Objective
This project will develop a machine learning solution for building efficacious and robust genetics risk score (GSR) models that can achieve accurate prediction performances across multi-ethnic groups. If successful, this project will provide necessary modeling and computational means for T1D researchers to build better GRS models for population-level use.
Background Rationale
As genotyping technologies advance over the years, we have seen a remarkable increase of data quality obtained with lower cost. These relatively inexpensive, non-invasive genotyping technologies provide scalable means for future population screening efforts in general healthcare settings, and our knowledge of T1D genetic risk also continues to increase.
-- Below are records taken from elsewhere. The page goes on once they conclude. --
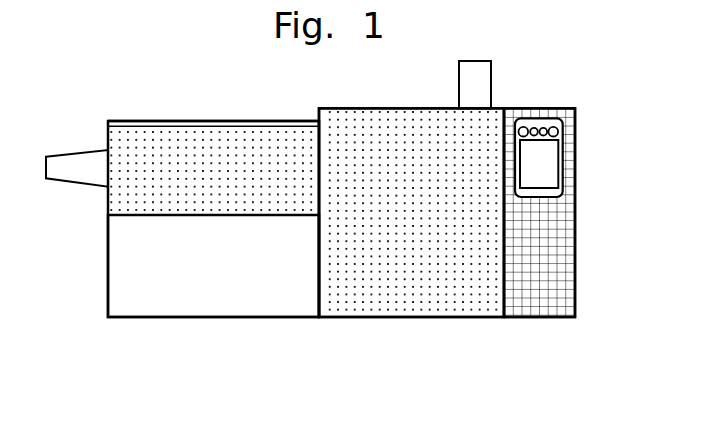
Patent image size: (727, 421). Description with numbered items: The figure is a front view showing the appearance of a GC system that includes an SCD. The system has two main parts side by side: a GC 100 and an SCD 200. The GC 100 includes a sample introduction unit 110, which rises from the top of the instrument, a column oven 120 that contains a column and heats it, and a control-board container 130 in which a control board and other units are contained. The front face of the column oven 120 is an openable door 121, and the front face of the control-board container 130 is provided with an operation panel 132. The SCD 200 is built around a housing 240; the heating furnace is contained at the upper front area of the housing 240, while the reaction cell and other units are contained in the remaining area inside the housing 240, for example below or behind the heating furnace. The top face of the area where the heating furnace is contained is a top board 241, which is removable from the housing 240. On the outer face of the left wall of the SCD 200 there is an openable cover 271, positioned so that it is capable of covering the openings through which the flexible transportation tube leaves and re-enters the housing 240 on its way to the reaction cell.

The GC 100 is at (574, 363).
The sample introduction unit 110 is at (491, 93).
The column oven 120 is at (323, 322).
The openable door 121 is at (373, 118).
The control-board container 130 is at (574, 322).
The operation panel 132 is at (565, 158).
The SCD 200 is at (45, 364).
The housing 240 is at (107, 243).
The top board 241 is at (204, 118).
The cover 271 is at (71, 153).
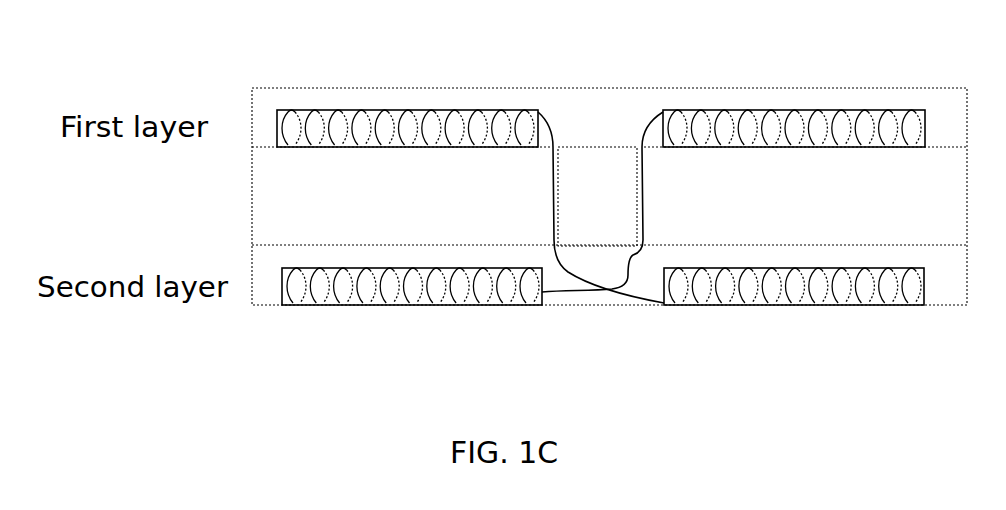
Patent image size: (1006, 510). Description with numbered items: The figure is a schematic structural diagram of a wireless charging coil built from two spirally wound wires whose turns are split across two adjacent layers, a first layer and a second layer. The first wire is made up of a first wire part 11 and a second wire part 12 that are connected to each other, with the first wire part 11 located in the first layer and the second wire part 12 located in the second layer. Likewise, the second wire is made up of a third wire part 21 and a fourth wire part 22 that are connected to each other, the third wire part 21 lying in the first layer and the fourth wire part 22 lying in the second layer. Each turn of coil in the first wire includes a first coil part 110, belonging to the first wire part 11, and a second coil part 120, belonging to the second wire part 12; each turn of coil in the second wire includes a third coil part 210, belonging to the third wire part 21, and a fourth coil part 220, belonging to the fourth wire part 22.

The first coil part 110 is at (512, 108).
The second coil part 120 is at (904, 267).
The third coil part 210 is at (902, 108).
The fourth coil part 220 is at (512, 267).
The first wire part 11 is at (539, 108).
The second wire part 12 is at (911, 307).
The third wire part 21 is at (914, 108).
The fourth wire part 22 is at (531, 308).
A number of Genetic Risk Score (GRS) models have been developed in the literature, demonstrating this promising aspect, but also pointing out one important area we need to address is that a scientific foundation is still lacking for building a GRS model that can robustly achieve accurate performance across ethnic groups. Evidence in the literature have shown that the current state-of-the-art GRS models have uneven performances on different ethnic groups.
Description of Project
As genotyping technologies advance over the years, we have seen a remarkable increase of data quality obtained with lower cost. These relatively inexpensive, non-invasive genotyping technologies provide scalable means for future population screening efforts in general healthcare settings. A number of Genetic Risk Score (GRS) models have been developed in the literature, demonstrating this promising aspect, but evidence in the literature have also shown that the current state-of-the-art GRS models have uneven performances on different ethnic groups. Our currently available samples are mostly from the population of European descent, although the prevalence of T1D is also high in other ethnic groups. Therefore, T1D researchers are caught in a dilemma: to build a GRS model based on the data of all groups, emphasizing the commonality of the groups but not their group-specific traits and risk factors, or to build customized GRS models considering ethnic contexts, but the small sample size problem would lead to inaccurate models with many false positives and replication crisis. In this project, we aim to provide a middle ground that bends these two approaches, by developing a machine learning solution that leverages on state-of-the-art research concepts and results on AI and machine learning, and highlights an interdisciplinary research collaboration that consists of experts in statistics, machine learning, AI, bioinformatics, genetics, and T1D research. If successful, this project will provide necessary modeling and computational means for T1D researchers to build accurate and equitable GRS models for population-level use.
Anticipated Outcome
The deliverables will be 1) a set of integrated algorithms and implementation codes for the T1D research community to analyze their datasets; 2) tutorials and workshop presentations to help T1D researchers adopt the methods; 3) discovery of complex interactions (i.e., by the rule-based method) involving environment features and genes that will help mechanistic hypothesis generation and facilitate the T1D research community to further enhance their GRS models by including these interaction terms.
Relevance to T1D
To date, both diabetes researchers and clinicians have a substandard criterion for classifying diabetes, especially in pediatric and young adult diabetes. Current criteria are not sensitive or specific enough to correctly classify type of diabetes at the time of onset, which leads to incorrect clinical management of disease. The current GRS scores are limited in specific race/ethnicity features and gene-gene synergy. It is known that the diabetes phenotype is influenced by genetics, age, sex, family history, environment and race/ethnicity. And, all of the factors influence progression. The short and long term benefits of this project will result in a robust GRS score that will allow for a more accurate clinical classification and better management of diabetes disease type across race/ethnicities that would result in lower risk of acute and chronic diabetic complications. Furthermore, incorporating gene-gene synergies in the GRS model can help researchers better identify environmental and lifestyle triggers.